Sia i democratici che molti repubblicani MAGA sono generalmente d’accordo con la ridefinizione del matrimonio e lo stesso Trump è favorevole all’uso dei bagni dell’altro sesso nei suoi hotel da parte dei transessuali. Dov’è la protesta contro le drag queen nelle scuole e nelle biblioteche? È volgare, indecoroso e assolutamente offensivo per qualsiasi cittadino onesto vedere una persona trans che si strofina i seni nudi impiantati sul prato della Casa Bianca e non viene arrestata o almeno allontanata. A quell’individuo, di nome Rose Montoya, è stato semplicemente detto che non sarà invitato a tornare alla Casa Bianca. Tuttavia, nello Stato di New York, ad esempio, un atto di atti osceni in luogo pubblico – e non è necessario che avvenga in uno dei più importanti edifici pubblici; può essere anche in un parco – è punibile con un massimo di 90 giorni di carcere.

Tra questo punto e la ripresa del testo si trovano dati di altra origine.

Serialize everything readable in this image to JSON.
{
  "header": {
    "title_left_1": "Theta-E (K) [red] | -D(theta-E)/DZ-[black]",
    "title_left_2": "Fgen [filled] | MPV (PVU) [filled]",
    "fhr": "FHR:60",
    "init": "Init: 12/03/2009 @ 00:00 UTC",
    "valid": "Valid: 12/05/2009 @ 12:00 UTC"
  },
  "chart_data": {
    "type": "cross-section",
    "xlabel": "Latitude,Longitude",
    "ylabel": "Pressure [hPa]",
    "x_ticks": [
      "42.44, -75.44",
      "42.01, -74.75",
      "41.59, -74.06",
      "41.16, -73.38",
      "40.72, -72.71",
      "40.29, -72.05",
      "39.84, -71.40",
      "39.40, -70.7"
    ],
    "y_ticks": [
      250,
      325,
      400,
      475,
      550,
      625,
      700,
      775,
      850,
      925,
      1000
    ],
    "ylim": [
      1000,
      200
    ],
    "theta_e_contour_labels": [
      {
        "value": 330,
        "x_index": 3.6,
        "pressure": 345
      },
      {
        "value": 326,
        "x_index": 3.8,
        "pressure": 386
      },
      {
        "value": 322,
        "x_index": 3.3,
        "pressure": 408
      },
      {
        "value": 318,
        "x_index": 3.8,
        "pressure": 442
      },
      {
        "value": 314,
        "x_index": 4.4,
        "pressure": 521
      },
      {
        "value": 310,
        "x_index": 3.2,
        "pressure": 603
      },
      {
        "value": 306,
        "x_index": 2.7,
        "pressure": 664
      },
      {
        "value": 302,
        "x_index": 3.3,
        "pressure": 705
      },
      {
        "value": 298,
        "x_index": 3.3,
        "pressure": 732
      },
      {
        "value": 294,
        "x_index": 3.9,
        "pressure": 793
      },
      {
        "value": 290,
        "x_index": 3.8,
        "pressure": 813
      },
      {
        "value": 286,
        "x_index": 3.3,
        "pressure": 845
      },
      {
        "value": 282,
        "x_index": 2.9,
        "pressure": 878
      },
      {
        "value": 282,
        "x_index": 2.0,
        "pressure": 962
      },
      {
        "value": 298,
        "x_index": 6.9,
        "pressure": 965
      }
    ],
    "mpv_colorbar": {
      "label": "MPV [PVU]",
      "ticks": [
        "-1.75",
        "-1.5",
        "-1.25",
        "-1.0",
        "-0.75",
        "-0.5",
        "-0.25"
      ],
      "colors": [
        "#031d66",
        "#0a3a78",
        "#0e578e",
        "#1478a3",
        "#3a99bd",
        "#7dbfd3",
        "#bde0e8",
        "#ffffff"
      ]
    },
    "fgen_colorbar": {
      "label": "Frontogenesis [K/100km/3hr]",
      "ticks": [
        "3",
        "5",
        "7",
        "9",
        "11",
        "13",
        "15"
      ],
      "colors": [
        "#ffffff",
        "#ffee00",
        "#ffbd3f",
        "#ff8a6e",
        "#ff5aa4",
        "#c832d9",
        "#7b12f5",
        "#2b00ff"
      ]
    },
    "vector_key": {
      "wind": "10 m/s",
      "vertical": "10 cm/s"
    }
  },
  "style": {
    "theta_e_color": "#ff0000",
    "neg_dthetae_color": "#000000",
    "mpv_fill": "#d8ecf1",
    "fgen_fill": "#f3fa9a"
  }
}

Come Roma alla fine del IV secolo e nel V secolo, gli Stati Uniti sono in declino. Possiamo aspettarci un crollo del nostro ruolo dominante nel prossimo futuro. La nostra società è divisa in modo irreparabile. Anche senza una guerra civile, la divisione stessa è indice di estrema debolezza. Il Dio della Sacra Bibbia non è più il Dio chiaro del nostro Paese. Elementi senza Dio e immorali, sostenuti ora da uno dei nostri due grandi partiti politici, hanno eretto una barriera al compromesso e i repubblicani sono troppo deboli e accomodanti per ripristinare l’unità nazionale.